Publié le 26/07/2014
Crise identitaire de fou
Paris, le samedi 26 juillet 2014 – Les jeunes doctorants Français
jouissent pour la plupart d’un niveau de connaissances théoriques
très élevé et d’une technicité également fort pointue. Ces qualités
ne leurs sont cependant pas toujours suffisantes pour rivaliser
avec certains étudiants en école d’ingénieur ou avec une partie de
leurs homologues étrangers, notamment Américains. Ils pêchent en
effet par leurs difficultés de communication : un grand nombre
d’entre eux peinent à expliquer en termes intelligibles le contenu
et l’intérêt de leurs recherches, un handicap pénalisant
personnellement lorsqu’il s’agit de décrocher un financement ou un
nouveau poste (en particulier dans le secteur privé) et qui tend
également à renforcer l’image d’une recherche scientifique opaque
et centrée sur elle-même.
Trois minutes pas plus
Cette situation n’existe pas qu’en France. Mais d’autres ont décidé
d’agir. Ainsi, en 2008, a été lancé en Australie le concours «
Three minute thesis », qui, comme son nom l’indique, invite les
doctorants à venir expliquer le sujet de leur thèse en moins de
trois minutes : le candidat le plus convaincant étant désigné d’une
part par un jury et d’autre part par le grand public. Quatre ans
plus tard, une version francophone a été créée au Québec. Cette
année, le CNRS a décidé d’emboîter le pas aux Canadiens en lançant
l’opération « Ma thèse en 180 secondes ». « Trois minutes, c’est un
temps très court. Mais c’est une occasion unique pour les jeunes
chercheurs de vulgariser leurs travaux auprès du grand public.
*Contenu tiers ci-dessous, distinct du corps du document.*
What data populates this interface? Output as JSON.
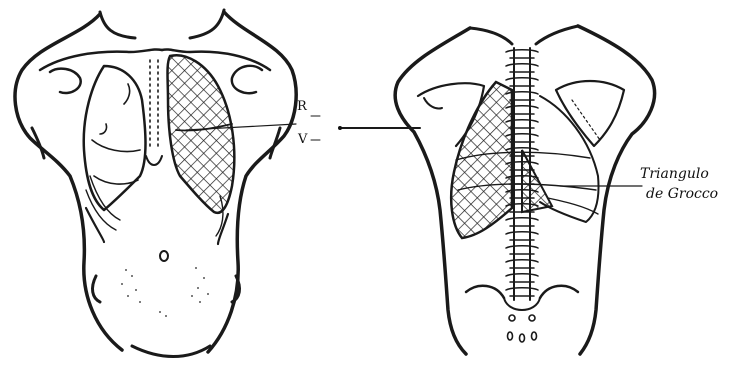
{
  "labels": {
    "r": "R",
    "v": "V",
    "triangle_line1": "Triangulo",
    "triangle_line2": "de Grocco"
  },
  "colors": {
    "ink": "#1a1a1a",
    "paper": "#ffffff",
    "hatch": "#222222"
  },
  "regions": {
    "front_view": "anterior-torso",
    "back_view": "posterior-torso",
    "hatched": "left-lung-dullness"
  }
}
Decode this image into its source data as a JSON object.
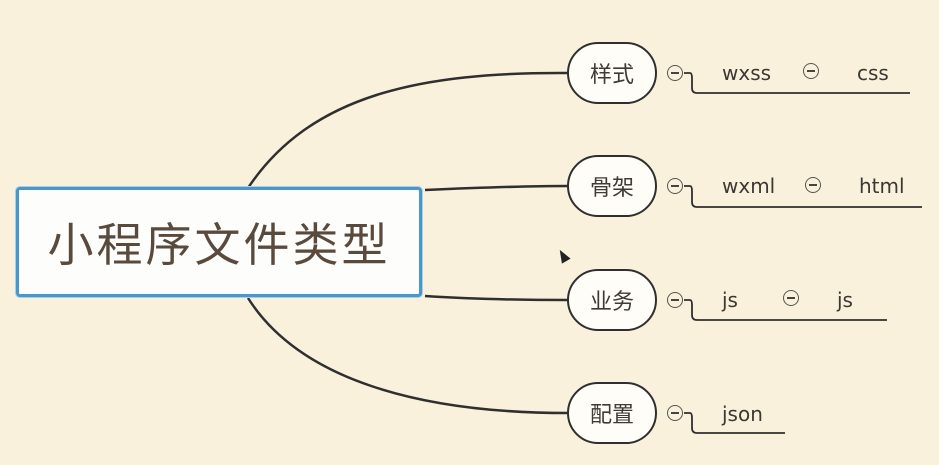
{
  "root": {
    "label": "小程序文件类型"
  },
  "branches": [
    {
      "label": "样式",
      "leaves": [
        "wxss",
        "css"
      ]
    },
    {
      "label": "骨架",
      "leaves": [
        "wxml",
        "html"
      ]
    },
    {
      "label": "业务",
      "leaves": [
        "js",
        "js"
      ]
    },
    {
      "label": "配置",
      "leaves": [
        "json"
      ]
    }
  ],
  "colors": {
    "background": "#faf1dc",
    "root_border": "#4a98c9",
    "line": "#2f2f2f"
  }
}
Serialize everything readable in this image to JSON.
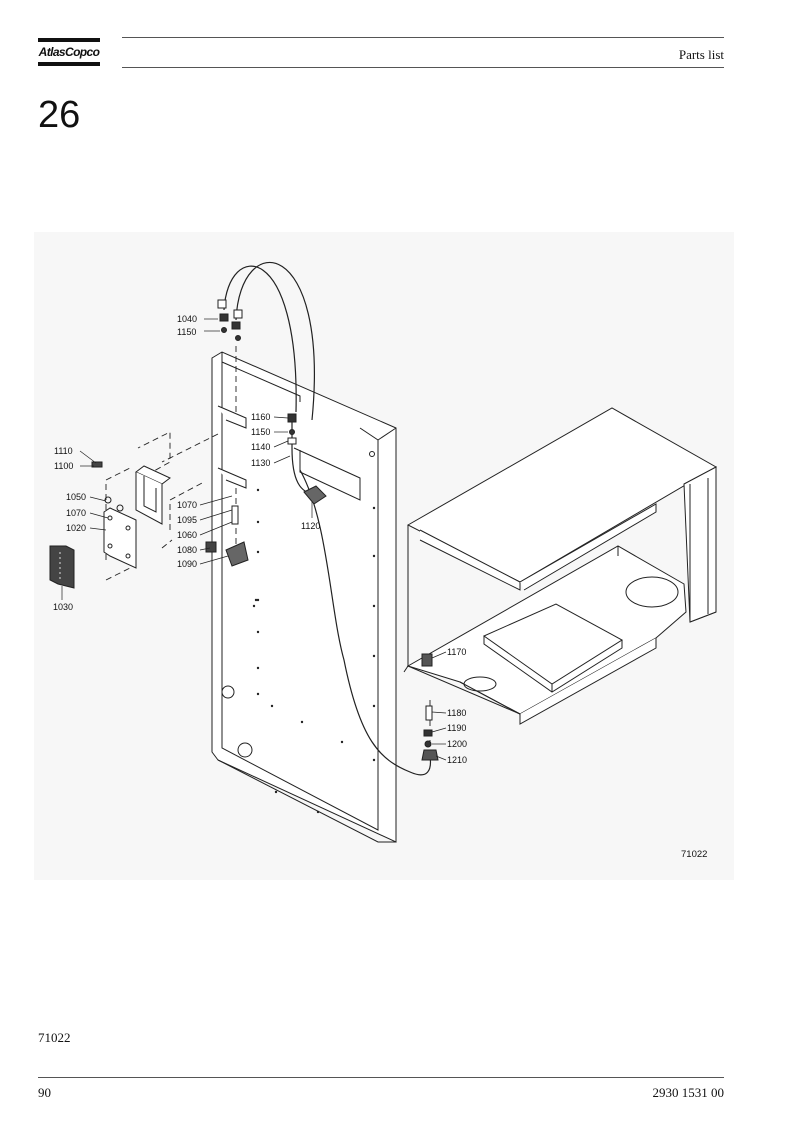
{
  "header": {
    "brand": "AtlasCopco",
    "doc_type": "Parts list"
  },
  "section": {
    "number": "26"
  },
  "figure": {
    "drawing_id": "71022",
    "caption": "71022",
    "callouts": {
      "c1040": "1040",
      "c1150a": "1150",
      "c1160": "1160",
      "c1150b": "1150",
      "c1140": "1140",
      "c1130": "1130",
      "c1120": "1120",
      "c1110": "1110",
      "c1100": "1100",
      "c1050": "1050",
      "c1070a": "1070",
      "c1020": "1020",
      "c1030": "1030",
      "c1070b": "1070",
      "c1095": "1095",
      "c1060": "1060",
      "c1080": "1080",
      "c1090": "1090",
      "c1170": "1170",
      "c1180": "1180",
      "c1190": "1190",
      "c1200": "1200",
      "c1210": "1210"
    }
  },
  "footer": {
    "page_number": "90",
    "doc_number": "2930 1531 00"
  }
}
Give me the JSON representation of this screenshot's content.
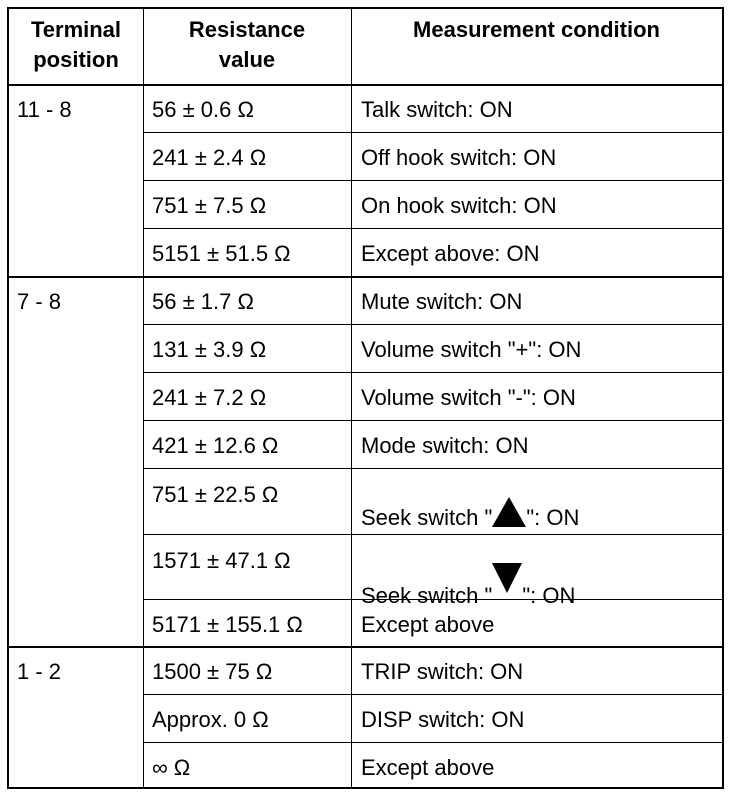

C'est surtout un moyen d'acquérir des compétences en communication
cruciales dans le monde d'aujourd'hui. Pour être recruté, défendre
ses travaux devant un jury, ou encore décrocher des financements,
le chercheur doit savoir expliquer ses travaux en termes clairs et
concis », explicite dans un communiqué du CNRS présentant
l’opération, Céline Bézy, de l’Association francophone pour le
savoir, qui organise le concours au Québec. Enfin, certains y
voient également un moyen de mieux faire connaître la filière
doctorale.
« Rectale tu es, rectale tu resteras »
Les étudiants et les universités ont joué le jeu : 23
établissements, dans 15 régions ont participé à l’événement. La
finale qui s’est déroulée à Lyon en juin dernier a couronné
Marie-Charlotte Morin, venue présenter en 180 secondes les tenants
et aboutissants de sa thèse portant sur le « Rôle des protéines
lin-15 A et rétinoblastome dans la reprogrammation cellulaire
directe in vivo chez C. elegans ». La jeune femme présentait
plusieurs atouts pour se hisser à la première place. Outre une
élocution rapide, absolument indispensable dans ce genre de
concours, elle est également douée d’un solide sens de l’humour.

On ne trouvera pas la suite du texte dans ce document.